In addition to it being Independence Day, yesterday was also the thirtieth anniversary of Yankees’ pitcher Dave Righetti’s no-hitter against the reviled Boston Red Sox. Admittedly, for Yankee fans, that must have been a moment to savor. But since I loathed that haughty franchise from the South Bronx with its bombastic owner, I hardly savored Righetti’s accomplishment. In fact, I did my best to not even acknowledge it.
Except for an ESPN retrospective, I would not have remembered this event occurred on the Fourth of July. Nevertheless, I recalled being at home in the Bronx and watching an afternoon baseball game that very day. I was nineteen years old and tuned into the cross-town rival Mets on the TV in my bedroom. Meanwhile, my father, a Yankee fan extraordinaire since the Joltin’ Joe DiMaggio days, watched his favorite team in the family’s living room. My beloved Mets weren’t very doing well in July 1983. In fact, their manager at the opening of the season, George Bamberger, had abruptly retired, literally fearing for his health and well-being. Big Frank Howard, a team coach, took over on an interim basis. Despite their not-too-impressive 30-50 record on July 4, 1983, I remained ever-loyal to my team.
When Righetti reached the latter innings with his no-hitter still in tact, my father alerted his Met fan son on multiple occasions of what was transpiring at Yankee Stadium, approximately three-and-a-half miles away from where we called home. Even though I was still officially a teenager, our Mets versus Yankees rivalry had, what seemed to me at least, a very long and contentious history. Granted, in 1983, the Mets were a dreadfully bad team and had been for several years. During that unhappy time to be a Met fan, the Yankees experienced a few glorious seasons. But despite the Mets’ recent history, the pendulum was slowly but surely swinging the other way. I felt it. Only weeks before the Mets had acquired Keith Hernandez and the team had lots of hot prospects. What really mattered, though, was that my anti-Yankees’ bona fides were solid. So, I wasn’t about to turn the channel on my bedroom TV to watch the Yankees’ game or, God forbid, join my father in the living room, which, come the ninth inning, he really expected me—a devoted baseball fan like him—to do. How could I possibly bypass sports history in the making? I could somehow, and he became enraged at my obstinacy.

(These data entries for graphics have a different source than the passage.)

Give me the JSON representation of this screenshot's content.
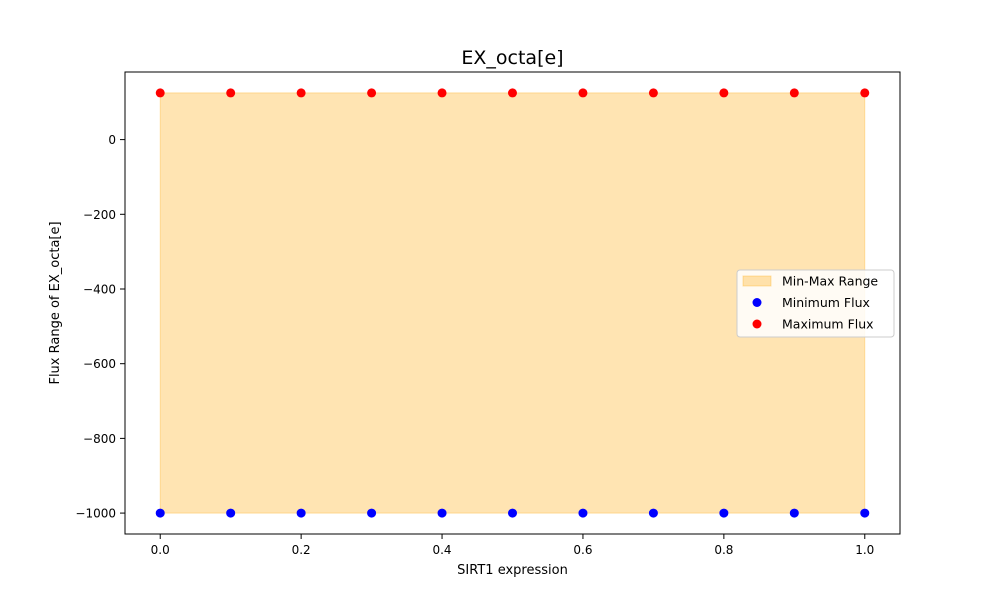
{
  "chart_data": {
    "type": "scatter",
    "title": "EX_octa[e]",
    "xlabel": "SIRT1 expression",
    "ylabel": "Flux Range of EX_octa[e]",
    "xlim": [
      -0.05,
      1.05
    ],
    "ylim": [
      -1056,
      181
    ],
    "x_ticks": [
      0.0,
      0.2,
      0.4,
      0.6,
      0.8,
      1.0
    ],
    "x_tick_labels": [
      "0.0",
      "0.2",
      "0.4",
      "0.6",
      "0.8",
      "1.0"
    ],
    "y_ticks": [
      0,
      -200,
      -400,
      -600,
      -800,
      -1000
    ],
    "y_tick_labels": [
      "0",
      "−200",
      "−400",
      "−600",
      "−800",
      "−1000"
    ],
    "grid": false,
    "legend_placement": "center-right",
    "x": [
      0.0,
      0.1,
      0.2,
      0.3,
      0.4,
      0.5,
      0.6,
      0.7,
      0.8,
      0.9,
      1.0
    ],
    "series": [
      {
        "name": "Min-Max Range",
        "kind": "fill_between",
        "lower": [
          -1000,
          -1000,
          -1000,
          -1000,
          -1000,
          -1000,
          -1000,
          -1000,
          -1000,
          -1000,
          -1000
        ],
        "upper": [
          125,
          125,
          125,
          125,
          125,
          125,
          125,
          125,
          125,
          125,
          125
        ],
        "color": "#FFA500"
      },
      {
        "name": "Minimum Flux",
        "kind": "scatter",
        "values": [
          -1000,
          -1000,
          -1000,
          -1000,
          -1000,
          -1000,
          -1000,
          -1000,
          -1000,
          -1000,
          -1000
        ],
        "color": "#0000FF"
      },
      {
        "name": "Maximum Flux",
        "kind": "scatter",
        "values": [
          125,
          125,
          125,
          125,
          125,
          125,
          125,
          125,
          125,
          125,
          125
        ],
        "color": "#FF0000"
      }
    ]
  }
}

In retrospect, I probably should have watched the top of the ninth inning of the Yankees versus Red Sox game on that Fourth of July three decades ago. My father would have definitely watched the flip side and rooted against any Mets' pitcher with unrestrained abandon. But I was different. One should never underestimate a passionate sports rivalry between father and son. Ours began when I was just eight years old. And while it had its ups and downs, victories and defeats, it was always intense.
The final score in Righetti's no-hitter was 4-0. And thanks to the Internet and its treasure trove of easily retrieved information, I discovered the Mets lost to the Phillies at Veteran’s Stadium in Philadelphia by the very same score that day. Fourth of July numerology meets a father and son battle of wills. It seems like only yesterday, but also a very, very long time ago.